Religion comes into health-care debate on side of compassion
The votes from Republican Senators Susan Collins, John McCain and Lisa Murkowski to stop their party’s repeal-Obamacare juggernaut were demonstrations of genuine courage.
The appearance of this virtue in a dark time is not necessarily miraculous, but I couldn’t help noticing the striking intervention in this debate by 7,150 American nuns who called the Senate GOP’s core proposal “the most harmful legislation for American families in our lifetimes.”
In a letter organized by the Catholic social justice lobby NETWORK, the nuns cited Pope Francis — “health is not a consumer good, but a universal right, so access to health services cannot be a privilege” — and noted matter-of-factly: “To cut Medicaid and take health care from millions of people is not a pro-life stance.”
Their plea was a reminder, particularly to more secular liberals, that religious witness in politics is not confined to the political right.
In speaking out as they did, the socially minded nuns — who do the work of justice and mercy every day in hospitals, clinics, homeless shelters and schools — made clear that depriving millions of Americans of health coverage truly is a moral outrage. But while the most conservative among the faithful might not appreciate it, the sisters also did a service to believers of all stripes by demolishing stereotypes about what it means to be religious.
This is important because religion and the political standing of believers are badly harmed by the reality that so many Americans associate faith exclusively with the conservative movement. Large numbers of young people are abandoning organized religion (and particularly Christianity) altogether. A key reason: They see it as deeply hostile to causes they embrace, notably the rights of gays and lesbians.
A PRRI survey in 2014 found that among millennials who no longer identify with their childhood religion, nearly a third said that “negative teachings about, or treatment of, gay and lesbian people” were either somewhat or very important to their disaffiliation.
It’s true that some, particularly but not exclusively on the left, criticize religion and those devoted to it on principle. They believe, devoutly you might say, that faith in God is irrational and destructive. They see religion as promoting passivity, conformity and, in extreme cases, violence. The popularity of the late Christopher Hitchens’ book “god is not great” — Hitchens did not capitalize “God” on purpose — speaks to the strength of this view among a sizable group of Americans.
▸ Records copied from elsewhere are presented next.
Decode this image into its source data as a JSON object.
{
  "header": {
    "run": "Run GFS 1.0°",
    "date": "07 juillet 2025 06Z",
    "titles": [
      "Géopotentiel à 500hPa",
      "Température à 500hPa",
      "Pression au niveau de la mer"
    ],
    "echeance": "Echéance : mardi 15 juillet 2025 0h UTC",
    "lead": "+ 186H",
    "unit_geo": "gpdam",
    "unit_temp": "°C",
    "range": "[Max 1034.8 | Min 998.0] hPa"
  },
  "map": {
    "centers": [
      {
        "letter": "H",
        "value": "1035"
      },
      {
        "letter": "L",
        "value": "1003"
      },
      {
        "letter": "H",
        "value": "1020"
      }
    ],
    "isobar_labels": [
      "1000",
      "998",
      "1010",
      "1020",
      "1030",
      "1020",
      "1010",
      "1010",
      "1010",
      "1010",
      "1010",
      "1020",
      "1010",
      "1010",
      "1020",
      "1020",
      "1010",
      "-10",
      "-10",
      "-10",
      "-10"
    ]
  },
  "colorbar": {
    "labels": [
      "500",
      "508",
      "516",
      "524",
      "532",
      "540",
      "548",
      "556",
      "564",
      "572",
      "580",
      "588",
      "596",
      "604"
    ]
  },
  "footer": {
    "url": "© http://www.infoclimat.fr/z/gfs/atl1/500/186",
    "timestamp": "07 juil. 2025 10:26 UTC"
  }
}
But studies by PRRI and the Pew Research Center suggest that at least some who have moved away from formal religious affiliation do not see belief itself as a bad thing and remain spiritually engaged. They are turned off by the worldly, not the otherworldly, aspects of religion.
A critic could fairly observe that the argument I offer here is naturally congenial to me as a liberal.
Nonetheless, my conservative brethren who worry about religion’s decline should consider that a rampant secularism may be less to blame than a narrowing of the scope of faith-based public engagement.
Pope Francis’ insistence that the church be associated more with justice and mercy than with cultural warfare can thus be seen as precisely the right antidote for what ails organized religion.
The sisters are right that claims to compassion and love are hollow when they are severed from society’s obligations to the most vulnerable. They also make clear that faith is something more than a cog in the status quo’s political machine.